> For clean Markdown of any page, append .md to the page URL.
> For a complete documentation index, see https://docs.nvidia.com/nemo/automodel/llms.txt.
> For AI client integration (Claude Code, Cursor, etc.), connect to the MCP server at https://docs.nvidia.com/nemo/automodel/_mcp/server.

# Omni Models

Omni models go beyond image-text understanding to support additional modalities such as audio, video, or a combination of all — text, image, audio, and video in a single unified model.

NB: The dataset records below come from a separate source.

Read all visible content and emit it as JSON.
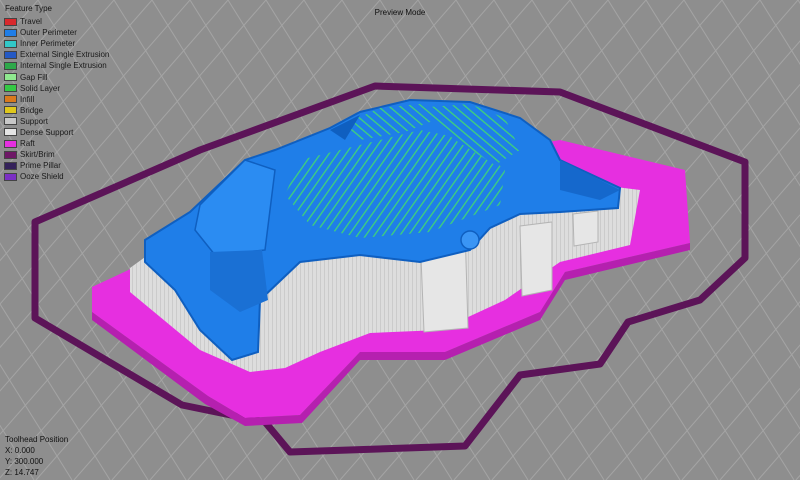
{
  "legend": {
    "title": "Feature Type",
    "items": [
      {
        "label": "Travel",
        "color": "#d9292d"
      },
      {
        "label": "Outer Perimeter",
        "color": "#1f7ee8"
      },
      {
        "label": "Inner Perimeter",
        "color": "#32c8c8"
      },
      {
        "label": "External Single Extrusion",
        "color": "#2459c4"
      },
      {
        "label": "Internal Single Extrusion",
        "color": "#2ea84a"
      },
      {
        "label": "Gap Fill",
        "color": "#8fe88f"
      },
      {
        "label": "Solid Layer",
        "color": "#35c945"
      },
      {
        "label": "Infill",
        "color": "#d97a1e"
      },
      {
        "label": "Bridge",
        "color": "#e0c81c"
      },
      {
        "label": "Support",
        "color": "#c8c8c8"
      },
      {
        "label": "Dense Support",
        "color": "#e4e4e4"
      },
      {
        "label": "Raft",
        "color": "#e62fe0"
      },
      {
        "label": "Skirt/Brim",
        "color": "#6e1766"
      },
      {
        "label": "Prime Pillar",
        "color": "#34215a"
      },
      {
        "label": "Ooze Shield",
        "color": "#7b2fc4"
      }
    ]
  },
  "mode_label": "Preview Mode",
  "toolhead": {
    "title": "Toolhead Position",
    "x": "X: 0.000",
    "y": "Y: 300.000",
    "z": "Z: 14.747"
  },
  "colors": {
    "background": "#8e8e8e",
    "grid": "#a4a4a4",
    "skirt": "#5c1458",
    "raft": "#e62fe0",
    "support": "#dcdcdc",
    "outer_perimeter": "#1f7ee8",
    "infill_lines": "#37c96a"
  }
}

## Run Omni Models with NeMo AutoModel

To run omni models with NeMo AutoModel, use NeMo container version [`26.06.00`](https://catalog.ngc.nvidia.com/orgs/nvidia/containers/nemo-automodel?version=26.06.00) or later. If the model you want to fine-tune requires a newer version of Transformers, you may need to upgrade:

```bash
pip3 install --upgrade git+git@github.com:NVIDIA-NeMo/AutoModel.git
```

For other installation options, see our [NeMo AutoModel Installation Guide](/get-started/installation).

## Supported Models

| Owner                | Model                                                      | Modalities                   | Architecture                          |
| -------------------- | ---------------------------------------------------------- | ---------------------------- | ------------------------------------- |
| Qwen / Alibaba Cloud | [Qwen3-Omni](/model-coverage/omni/qwen3-omni)              | Text · Image · Audio · Video | `Qwen3OmniForConditionalGeneration`   |
| Qwen / Alibaba Cloud | [Qwen2.5-Omni](/model-coverage/omni/qwen2-5-omni)          | Text · Image · Audio · Video | `Qwen2_5OmniForConditionalGeneration` |
| Microsoft            | [Phi-4-multimodal](/model-coverage/omni/phi-4-multimodal)  | Text · Image · Audio         | `Phi4MultimodalForCausalLM`           |
| NVIDIA               | [Nemotron-3-Nano-Omni](/model-coverage/omni/nemotron-omni) | Text · Image · Audio         | `NemotronH_Nano_Omni_Reasoning_V3`    |

## Fine-Tune Omni Models

All supported omni models can be fine-tuned using full SFT or PEFT (LoRA) approaches. See the [VLM Fine-Tuning Guide](/recipes-e2e-examples/gemma-3-3n) for general setup instructions.